L-infinity histogram gap
- humancompatible.detect.methods.l_inf.l_inf.check_l_inf_gap(X: ndarray, y: ndarray, binarizer: Binarizer, feature_involved: str, subgroup_to_check: Any, delta: float) float[source]
Test whether a protected subgroup’s outcome distribution differs from the overall population by at most delta in the l_inf-norm.
- Parameters:
X (np.ndarray) – Protected-attribute slice of the dataset (same rows as y).
y (np.ndarray) – Boolean target vector.
binarizer (Binarizer) – The binarizer used to encode X and y.
feature_involved (str) – Name of the protected column whose subgroup is tested.
subgroup_to_check (Any) – Raw value of the subgroup to isolate.
delta (float) – Threshold for the L-infinity norm.
- Returns:
- 1.0 (which means True) if the subgroup histogram is within delta;
0.0 (which means False) otherwise.
- Return type:
float
- Raises:
ValueError – If delta is not positive.
KeyError – If feature_involved is not in the binarizer’s feature names.
KeyError – If subgroup_to_check is not a valid value for the feature.

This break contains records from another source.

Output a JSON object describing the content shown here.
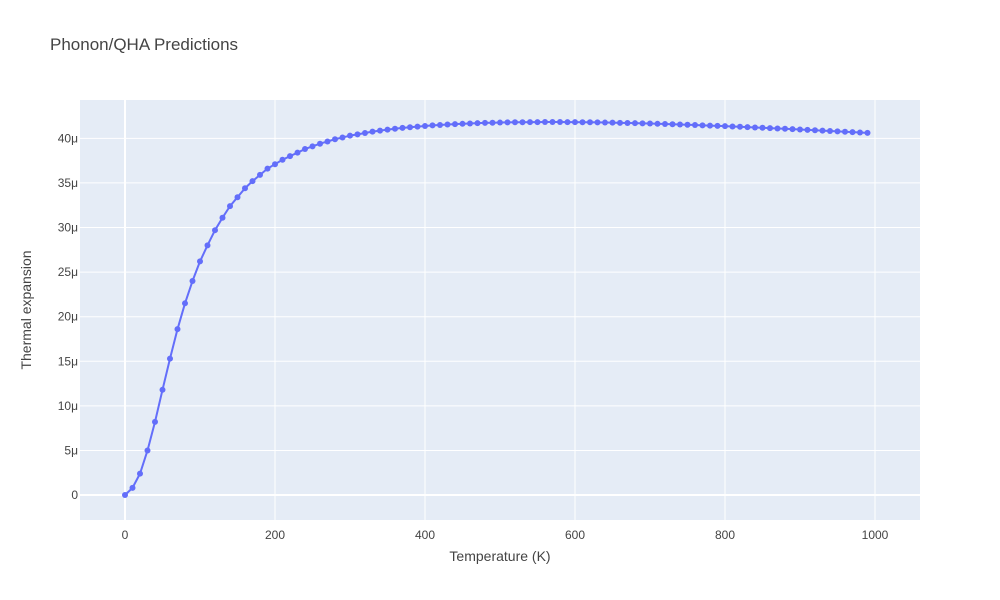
{
  "chart_data": {
    "type": "line",
    "title": "Phonon/QHA Predictions",
    "xlabel": "Temperature (K)",
    "ylabel": "Thermal expansion",
    "xlim": [
      -60,
      1060
    ],
    "ylim": [
      -2.8e-06,
      4.43e-05
    ],
    "xticks": [
      0,
      200,
      400,
      600,
      800,
      1000
    ],
    "xtick_labels": [
      "0",
      "200",
      "400",
      "600",
      "800",
      "1000"
    ],
    "yticks": [
      0,
      5e-06,
      1e-05,
      1.5e-05,
      2e-05,
      2.5e-05,
      3e-05,
      3.5e-05,
      4e-05
    ],
    "ytick_labels": [
      "0",
      "5μ",
      "10μ",
      "15μ",
      "20μ",
      "25μ",
      "30μ",
      "35μ",
      "40μ"
    ],
    "grid": true,
    "legend": false,
    "colors": {
      "series": "#636efa",
      "plot_bg": "#e5ecf6",
      "grid": "#ffffff",
      "text": "#444444"
    },
    "series": [
      {
        "mode": "lines+markers",
        "x": [
          0,
          10,
          20,
          30,
          40,
          50,
          60,
          70,
          80,
          90,
          100,
          110,
          120,
          130,
          140,
          150,
          160,
          170,
          180,
          190,
          200,
          210,
          220,
          230,
          240,
          250,
          260,
          270,
          280,
          290,
          300,
          310,
          320,
          330,
          340,
          350,
          360,
          370,
          380,
          390,
          400,
          410,
          420,
          430,
          440,
          450,
          460,
          470,
          480,
          490,
          500,
          510,
          520,
          530,
          540,
          550,
          560,
          570,
          580,
          590,
          600,
          610,
          620,
          630,
          640,
          650,
          660,
          670,
          680,
          690,
          700,
          710,
          720,
          730,
          740,
          750,
          760,
          770,
          780,
          790,
          800,
          810,
          820,
          830,
          840,
          850,
          860,
          870,
          880,
          890,
          900,
          910,
          920,
          930,
          940,
          950,
          960,
          970,
          980,
          990
        ],
        "y": [
          0,
          8e-07,
          2.4e-06,
          5e-06,
          8.2e-06,
          1.18e-05,
          1.53e-05,
          1.86e-05,
          2.15e-05,
          2.4e-05,
          2.62e-05,
          2.8e-05,
          2.97e-05,
          3.11e-05,
          3.24e-05,
          3.34e-05,
          3.44e-05,
          3.52e-05,
          3.59e-05,
          3.66e-05,
          3.71e-05,
          3.76e-05,
          3.8e-05,
          3.84e-05,
          3.88e-05,
          3.91e-05,
          3.94e-05,
          3.965e-05,
          3.99e-05,
          4.01e-05,
          4.03e-05,
          4.045e-05,
          4.06e-05,
          4.075e-05,
          4.087e-05,
          4.098e-05,
          4.108e-05,
          4.117e-05,
          4.125e-05,
          4.132e-05,
          4.139e-05,
          4.145e-05,
          4.15e-05,
          4.155e-05,
          4.159e-05,
          4.163e-05,
          4.167e-05,
          4.17e-05,
          4.173e-05,
          4.175e-05,
          4.177e-05,
          4.179e-05,
          4.18e-05,
          4.181e-05,
          4.182e-05,
          4.182e-05,
          4.183e-05,
          4.183e-05,
          4.183e-05,
          4.182e-05,
          4.182e-05,
          4.181e-05,
          4.18e-05,
          4.179e-05,
          4.177e-05,
          4.176e-05,
          4.174e-05,
          4.172e-05,
          4.17e-05,
          4.168e-05,
          4.166e-05,
          4.163e-05,
          4.161e-05,
          4.158e-05,
          4.155e-05,
          4.152e-05,
          4.149e-05,
          4.146e-05,
          4.143e-05,
          4.14e-05,
          4.137e-05,
          4.133e-05,
          4.13e-05,
          4.126e-05,
          4.122e-05,
          4.119e-05,
          4.115e-05,
          4.111e-05,
          4.107e-05,
          4.103e-05,
          4.099e-05,
          4.095e-05,
          4.091e-05,
          4.087e-05,
          4.083e-05,
          4.078e-05,
          4.074e-05,
          4.07e-05,
          4.065e-05,
          4.061e-05
        ]
      }
    ]
  }
}
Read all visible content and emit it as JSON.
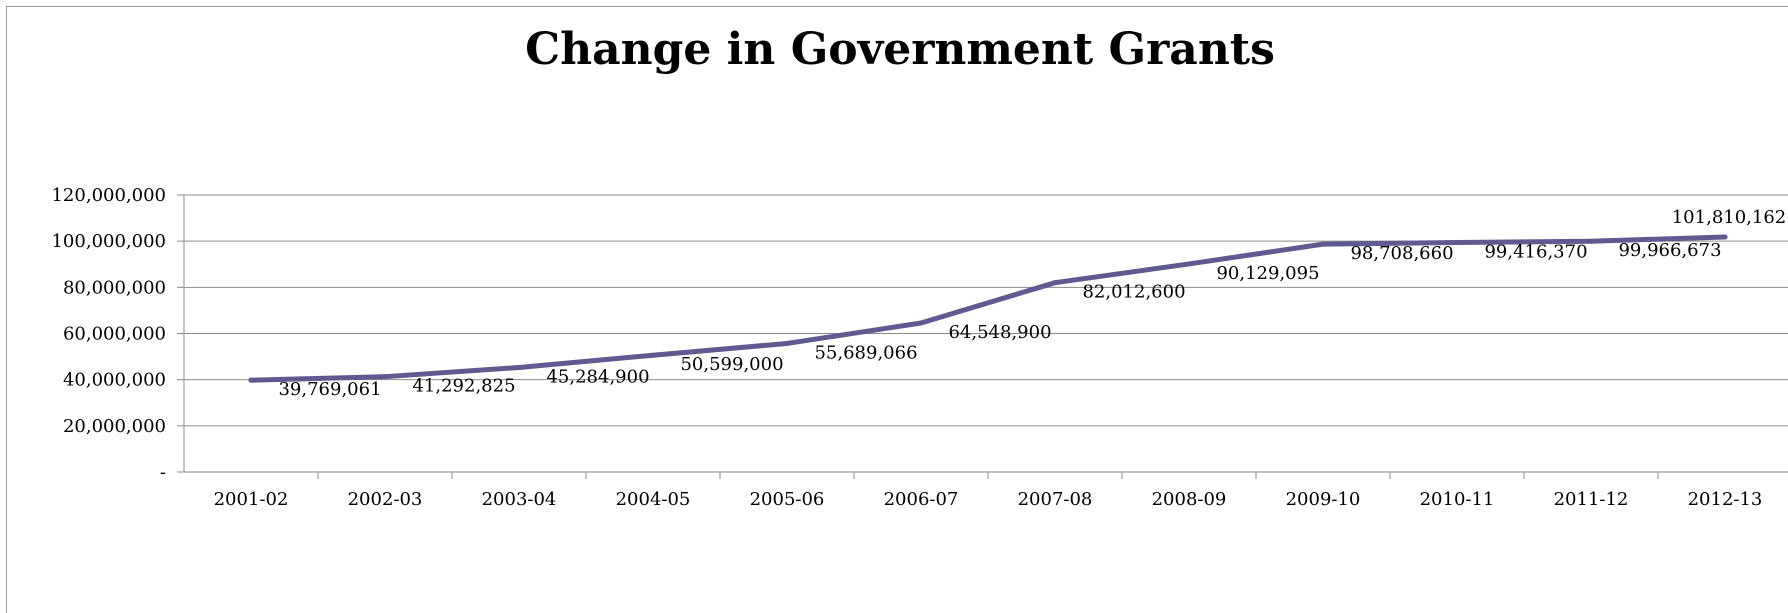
{
  "chart_data": {
    "type": "line",
    "title": "Change in Government Grants",
    "xlabel": "",
    "ylabel": "",
    "categories": [
      "2001-02",
      "2002-03",
      "2003-04",
      "2004-05",
      "2005-06",
      "2006-07",
      "2007-08",
      "2008-09",
      "2009-10",
      "2010-11",
      "2011-12",
      "2012-13"
    ],
    "series": [
      {
        "values": [
          39769061,
          41292825,
          45284900,
          50599000,
          55689066,
          64548900,
          82012600,
          90129095,
          98708660,
          99416370,
          99966673,
          101810162
        ],
        "labels": [
          "39,769,061",
          "41,292,825",
          "45,284,900",
          "50,599,000",
          "55,689,066",
          "64,548,900",
          "82,012,600",
          "90,129,095",
          "98,708,660",
          "99,416,370",
          "99,966,673",
          "101,810,162"
        ],
        "color": "#5f5a8f"
      }
    ],
    "ylim": [
      0,
      120000000
    ],
    "yticks": [
      0,
      20000000,
      40000000,
      60000000,
      80000000,
      100000000,
      120000000
    ],
    "ytick_labels": [
      "-",
      "20,000,000",
      "40,000,000",
      "60,000,000",
      "80,000,000",
      "100,000,000",
      "120,000,000"
    ],
    "grid": true,
    "legend": "none"
  }
}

- humancompatible.detect.methods.l_inf.lp_tools.lin_prog_feas(hist1: ndarray, hist2: ndarray, delta: float, num_samples: float = 1.0) int[source]
Specifies a number of samples as a fraction of the total histogram bins and checks whether all the sampled bins satisfy
|hist1 - hist2| <= delta.
- Parameters:
hist1 (np.ndarray) – 1-D array of histogram bin densities for the full dataset.
hist2 (np.ndarray) – 1-D array of histogram bin densities for the subgroup.
delta (float) – Threshold for the absolute difference |hist1 - hist2|.
num_samples (float) – Fraction of total bins to sample. The function draws int(num_samples * (len(hist1) - 1)) random samples.
- Returns:
- Status code from scipy.optimize.linprog. A status of 0 indicates
the constraints are feasible (i.e., |hist1 - hist2| <= delta for all sampled bins); other codes signal infeasibility or solver errors.
- Return type:
int